Rung 10-Automatic differentiation¶
- What: Frameworks like PyTorch build a computational graph and apply the chain rule automatically. Forward mode vs reverse mode (we use reverse).
- Why it earns its place: This is the magic that makes PyTorch usable. Knowing how it works under the hood lets you debug "why doesn't my gradient flow."
- Resource: Karpathy's
micrograd(lecture + code on GitHub:karpathy/micrograd). Implement it.
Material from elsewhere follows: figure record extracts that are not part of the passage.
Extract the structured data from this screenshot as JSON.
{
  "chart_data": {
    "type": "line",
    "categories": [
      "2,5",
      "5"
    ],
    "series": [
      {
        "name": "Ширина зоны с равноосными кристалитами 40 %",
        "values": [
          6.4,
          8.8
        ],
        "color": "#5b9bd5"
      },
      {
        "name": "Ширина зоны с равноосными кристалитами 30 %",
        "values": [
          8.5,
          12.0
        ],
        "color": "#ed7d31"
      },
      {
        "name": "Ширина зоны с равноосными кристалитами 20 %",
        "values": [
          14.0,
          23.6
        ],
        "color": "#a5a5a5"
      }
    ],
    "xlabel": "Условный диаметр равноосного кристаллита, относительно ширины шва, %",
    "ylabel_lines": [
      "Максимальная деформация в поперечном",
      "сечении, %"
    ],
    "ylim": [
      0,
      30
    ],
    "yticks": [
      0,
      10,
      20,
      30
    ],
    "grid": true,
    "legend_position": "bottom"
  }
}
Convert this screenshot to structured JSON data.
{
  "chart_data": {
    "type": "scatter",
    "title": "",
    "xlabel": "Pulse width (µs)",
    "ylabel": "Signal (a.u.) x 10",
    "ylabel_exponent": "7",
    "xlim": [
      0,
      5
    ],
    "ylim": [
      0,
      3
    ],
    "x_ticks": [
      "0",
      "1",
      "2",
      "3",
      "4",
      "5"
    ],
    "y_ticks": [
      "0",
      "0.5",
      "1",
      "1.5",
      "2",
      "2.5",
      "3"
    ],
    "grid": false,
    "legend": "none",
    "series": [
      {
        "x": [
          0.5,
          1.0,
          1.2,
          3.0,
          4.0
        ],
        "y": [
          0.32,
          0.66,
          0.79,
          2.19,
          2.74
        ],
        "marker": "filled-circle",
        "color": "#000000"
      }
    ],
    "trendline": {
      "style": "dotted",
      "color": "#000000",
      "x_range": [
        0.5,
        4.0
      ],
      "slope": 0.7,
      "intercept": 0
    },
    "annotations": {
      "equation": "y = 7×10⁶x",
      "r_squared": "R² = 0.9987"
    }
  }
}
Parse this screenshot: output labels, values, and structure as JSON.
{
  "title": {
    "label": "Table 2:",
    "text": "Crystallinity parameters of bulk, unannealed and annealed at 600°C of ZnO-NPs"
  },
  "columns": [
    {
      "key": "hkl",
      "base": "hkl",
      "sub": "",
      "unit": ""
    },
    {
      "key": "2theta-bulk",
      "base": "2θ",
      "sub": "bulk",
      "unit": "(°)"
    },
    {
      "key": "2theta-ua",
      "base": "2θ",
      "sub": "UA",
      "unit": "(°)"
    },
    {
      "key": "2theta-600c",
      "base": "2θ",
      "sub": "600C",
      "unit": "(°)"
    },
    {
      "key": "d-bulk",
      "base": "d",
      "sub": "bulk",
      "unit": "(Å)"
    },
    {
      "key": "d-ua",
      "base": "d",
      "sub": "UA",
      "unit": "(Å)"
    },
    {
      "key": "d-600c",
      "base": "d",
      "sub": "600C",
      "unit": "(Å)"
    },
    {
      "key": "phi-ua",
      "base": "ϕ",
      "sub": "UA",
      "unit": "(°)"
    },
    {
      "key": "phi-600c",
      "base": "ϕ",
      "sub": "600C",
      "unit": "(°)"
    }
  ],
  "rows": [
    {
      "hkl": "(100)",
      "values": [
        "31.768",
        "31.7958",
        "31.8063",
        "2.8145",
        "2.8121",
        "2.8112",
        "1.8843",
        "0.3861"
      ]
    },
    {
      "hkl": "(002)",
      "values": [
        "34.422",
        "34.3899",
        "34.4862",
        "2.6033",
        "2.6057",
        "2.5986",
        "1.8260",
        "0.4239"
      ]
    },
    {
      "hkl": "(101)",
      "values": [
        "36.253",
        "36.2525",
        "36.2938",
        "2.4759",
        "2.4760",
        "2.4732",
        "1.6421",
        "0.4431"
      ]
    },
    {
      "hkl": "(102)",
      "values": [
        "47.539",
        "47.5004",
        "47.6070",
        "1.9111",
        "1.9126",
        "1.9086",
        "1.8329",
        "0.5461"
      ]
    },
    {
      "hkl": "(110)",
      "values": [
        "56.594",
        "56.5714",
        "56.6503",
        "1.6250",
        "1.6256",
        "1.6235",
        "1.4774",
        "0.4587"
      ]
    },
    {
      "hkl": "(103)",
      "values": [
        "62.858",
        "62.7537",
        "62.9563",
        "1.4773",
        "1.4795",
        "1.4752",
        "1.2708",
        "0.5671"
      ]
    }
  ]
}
It is ~150 lines and changes how you see PyTorch forever. - Done when: You can hand-implement a tiny autograd engine that backprops through
+,*,tanh.
Minimum required to leave this sequence¶
- Differentiate single-variable functions fluently.
- Compute and interpret a gradient in 2 or 3 dimensions.
- Explain the chain rule in your own words.
- Hand-derive the gradient of a 2-layer MLP loss.
- Implement gradient descent in NumPy on a toy problem.
- Implement micrograd from Karpathy's lecture and run backprop on a simple expression.
- Explain why cross-entropy is used for classification.
Going further (only after the minimum)¶
- MIT 18.01 / 18.02 lectures on OCW for rigorous coverage.
- Mathematics for Machine Learning chapters 5–7.
- Convex Optimization-Boyd & Vandenberghe (free PDF)-chapters 1–3 only.
How this sequence connects to the year¶
- Months 1–2: rungs 01–08 are the math behind every model you train.
- Month 3: rung 04 (multi-dim chain rule) and rung 10 (autograd) are the infrastructure for understanding transformer training.
- Month 8: rungs 07–08 are needed to read the DPO / GRPO papers without bouncing.